Choitram, Spinneys and Park&Shop has the pork area if u r interested.

best quality and brands found in Spinneys even if prices are little bit higher


----------



## blazeaway (Sep 28, 2011)

Are there any Internet grocery shopping services like Ocado etc?


----------



## Gavtek (Aug 23, 2009)

Yes but I can't remember the name, my friends use it all the time.


----------



## Elphaba (Jan 24, 2008)

Two supermarkets with good prices = Union Coop and Aswaq. Great prices on household items, staples and fruit/veg.


----------



## Gwayland7 (Jan 7, 2012)

I prefer to pay the extra and shop in Waitrose in Dubai mall, Decent quality, and sell pork!! I can't stand Carrefour, Aisles are rammed and checkouts move slower than a sloths constipation, Makes my head bleed.


----------



## Toon (Feb 28, 2012)

To the OP, you come to Dubai for value for money?????

Sheesh, some people will never learn.


----------



## Toon (Feb 28, 2012)

Elphaba said:


> Two supermarkets with good prices = Union Coop and Aswaq. Great prices on household items, *staples* and fruit/veg.
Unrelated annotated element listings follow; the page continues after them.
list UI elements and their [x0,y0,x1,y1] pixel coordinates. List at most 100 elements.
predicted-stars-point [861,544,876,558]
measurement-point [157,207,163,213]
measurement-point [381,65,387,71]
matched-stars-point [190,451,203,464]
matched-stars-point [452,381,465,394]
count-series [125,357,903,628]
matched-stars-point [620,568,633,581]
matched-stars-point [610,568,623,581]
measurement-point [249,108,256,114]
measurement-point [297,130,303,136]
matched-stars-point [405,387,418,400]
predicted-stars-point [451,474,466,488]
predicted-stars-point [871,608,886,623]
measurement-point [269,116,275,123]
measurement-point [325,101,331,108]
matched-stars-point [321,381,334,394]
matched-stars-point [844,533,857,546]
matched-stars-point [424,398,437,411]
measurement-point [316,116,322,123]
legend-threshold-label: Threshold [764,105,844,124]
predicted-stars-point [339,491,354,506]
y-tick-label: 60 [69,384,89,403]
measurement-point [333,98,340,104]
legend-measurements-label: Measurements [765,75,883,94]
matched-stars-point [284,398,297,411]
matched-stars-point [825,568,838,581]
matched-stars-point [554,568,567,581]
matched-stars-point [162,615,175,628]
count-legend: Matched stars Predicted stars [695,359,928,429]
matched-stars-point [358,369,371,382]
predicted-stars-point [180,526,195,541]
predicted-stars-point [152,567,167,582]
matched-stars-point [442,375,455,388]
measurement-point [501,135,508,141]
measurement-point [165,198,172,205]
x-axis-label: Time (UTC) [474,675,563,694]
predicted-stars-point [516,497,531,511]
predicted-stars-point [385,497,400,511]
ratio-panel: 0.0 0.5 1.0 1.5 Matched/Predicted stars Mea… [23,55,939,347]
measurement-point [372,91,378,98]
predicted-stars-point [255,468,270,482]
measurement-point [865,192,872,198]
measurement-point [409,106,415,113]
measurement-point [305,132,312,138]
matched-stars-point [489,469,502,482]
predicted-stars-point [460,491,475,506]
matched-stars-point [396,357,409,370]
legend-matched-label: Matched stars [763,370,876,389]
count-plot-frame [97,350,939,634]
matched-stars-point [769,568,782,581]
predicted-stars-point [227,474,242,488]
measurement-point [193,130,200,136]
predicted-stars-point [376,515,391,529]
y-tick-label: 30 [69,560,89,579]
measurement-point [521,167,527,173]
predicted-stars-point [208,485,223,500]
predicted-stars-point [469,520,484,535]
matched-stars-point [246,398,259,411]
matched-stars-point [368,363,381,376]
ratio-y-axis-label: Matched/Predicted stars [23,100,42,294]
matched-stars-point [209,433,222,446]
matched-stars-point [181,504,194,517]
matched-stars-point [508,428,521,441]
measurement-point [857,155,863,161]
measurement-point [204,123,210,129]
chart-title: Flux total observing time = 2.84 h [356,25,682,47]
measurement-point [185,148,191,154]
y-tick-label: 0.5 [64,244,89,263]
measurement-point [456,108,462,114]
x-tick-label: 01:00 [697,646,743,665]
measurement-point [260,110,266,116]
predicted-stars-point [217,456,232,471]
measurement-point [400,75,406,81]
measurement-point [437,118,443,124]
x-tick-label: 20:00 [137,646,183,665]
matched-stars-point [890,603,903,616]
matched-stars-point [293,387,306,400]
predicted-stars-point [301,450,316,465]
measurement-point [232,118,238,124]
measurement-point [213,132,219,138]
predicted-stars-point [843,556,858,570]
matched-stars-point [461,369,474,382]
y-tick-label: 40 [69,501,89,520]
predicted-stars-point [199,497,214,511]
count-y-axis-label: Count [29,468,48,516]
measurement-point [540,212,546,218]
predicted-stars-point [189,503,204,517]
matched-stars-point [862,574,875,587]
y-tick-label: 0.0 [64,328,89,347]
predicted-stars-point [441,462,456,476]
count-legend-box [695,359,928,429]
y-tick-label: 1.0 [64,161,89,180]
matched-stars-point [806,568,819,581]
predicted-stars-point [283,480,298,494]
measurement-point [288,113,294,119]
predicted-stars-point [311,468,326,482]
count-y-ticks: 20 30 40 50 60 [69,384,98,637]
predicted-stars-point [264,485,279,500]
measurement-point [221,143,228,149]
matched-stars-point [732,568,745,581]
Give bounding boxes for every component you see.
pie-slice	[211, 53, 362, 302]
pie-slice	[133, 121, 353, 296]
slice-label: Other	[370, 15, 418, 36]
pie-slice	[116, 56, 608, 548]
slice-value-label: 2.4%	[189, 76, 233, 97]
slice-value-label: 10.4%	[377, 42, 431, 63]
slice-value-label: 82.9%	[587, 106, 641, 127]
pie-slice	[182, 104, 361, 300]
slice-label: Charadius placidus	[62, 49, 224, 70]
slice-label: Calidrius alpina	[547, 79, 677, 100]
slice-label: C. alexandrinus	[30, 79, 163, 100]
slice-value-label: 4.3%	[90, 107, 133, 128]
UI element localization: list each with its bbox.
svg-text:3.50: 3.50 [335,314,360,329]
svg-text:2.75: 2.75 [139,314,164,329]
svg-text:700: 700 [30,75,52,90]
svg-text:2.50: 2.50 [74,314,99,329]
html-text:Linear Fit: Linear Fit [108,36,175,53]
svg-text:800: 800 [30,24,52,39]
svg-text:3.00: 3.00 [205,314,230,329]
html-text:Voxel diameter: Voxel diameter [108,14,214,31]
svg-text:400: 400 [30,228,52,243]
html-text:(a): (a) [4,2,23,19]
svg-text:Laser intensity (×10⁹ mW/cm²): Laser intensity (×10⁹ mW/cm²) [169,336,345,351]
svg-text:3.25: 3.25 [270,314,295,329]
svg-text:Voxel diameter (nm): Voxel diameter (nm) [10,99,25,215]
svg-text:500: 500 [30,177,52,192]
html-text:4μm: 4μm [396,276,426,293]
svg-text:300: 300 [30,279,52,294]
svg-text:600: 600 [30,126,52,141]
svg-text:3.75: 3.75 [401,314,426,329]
We're not all into stationery Elphaba....


----------



## Tricktrack (Dec 15, 2011)

HarryK said:


> Some stall owners sell by kilo, by box, by bunch etc... So its worth pausing and seeing how much your paying for what your getting. Key is to ask the price, tell them no and reduce the cost by 30% and work your way up. Remember there are 100's of stalls so don't feel the pressure of having to buy. Pooling is a great idea as there is only a limited time frame 100 fresh red tomatoes is going to last you  Greens are quite good as they are typically 1 AED per bunch (kale, spinach, parsley etc...)
> 
> It's starting to get hot, so I go Friday morning 9am without the kids, and blitz it for 30 mins on my own. Now we found this place we never use supermarkets for fresh produce... Only for tins, cereals etc...
> 
> ...



This sounds brilliant, great info, we are family of 5 and eat loads of fruit and veg at home (weight watchers zero points!!!), I arrive in August and would love to try this place once I've found my feet, if you feel like taking pity on a Newbie and sharing your experience will buy you a coffee (or carry your bags!) if you let me see how it's done one day!


----------



## HarryK (Aug 31, 2010)

Tricktrack said:


> This sounds brilliant, great info, we are family of 5 and eat loads of fruit and veg at home (weight watchers zero points!!!), I arrive in August and would love to try this place once I've found my feet, if you feel like taking pity on a Newbie and sharing your experience will buy you a coffee (or carry your bags!) if you let me see how it's done one day!


No problem, direct message me when your settled and I'm sure either myself or wife would be more than happy to oblige. Good luck with the move!


----------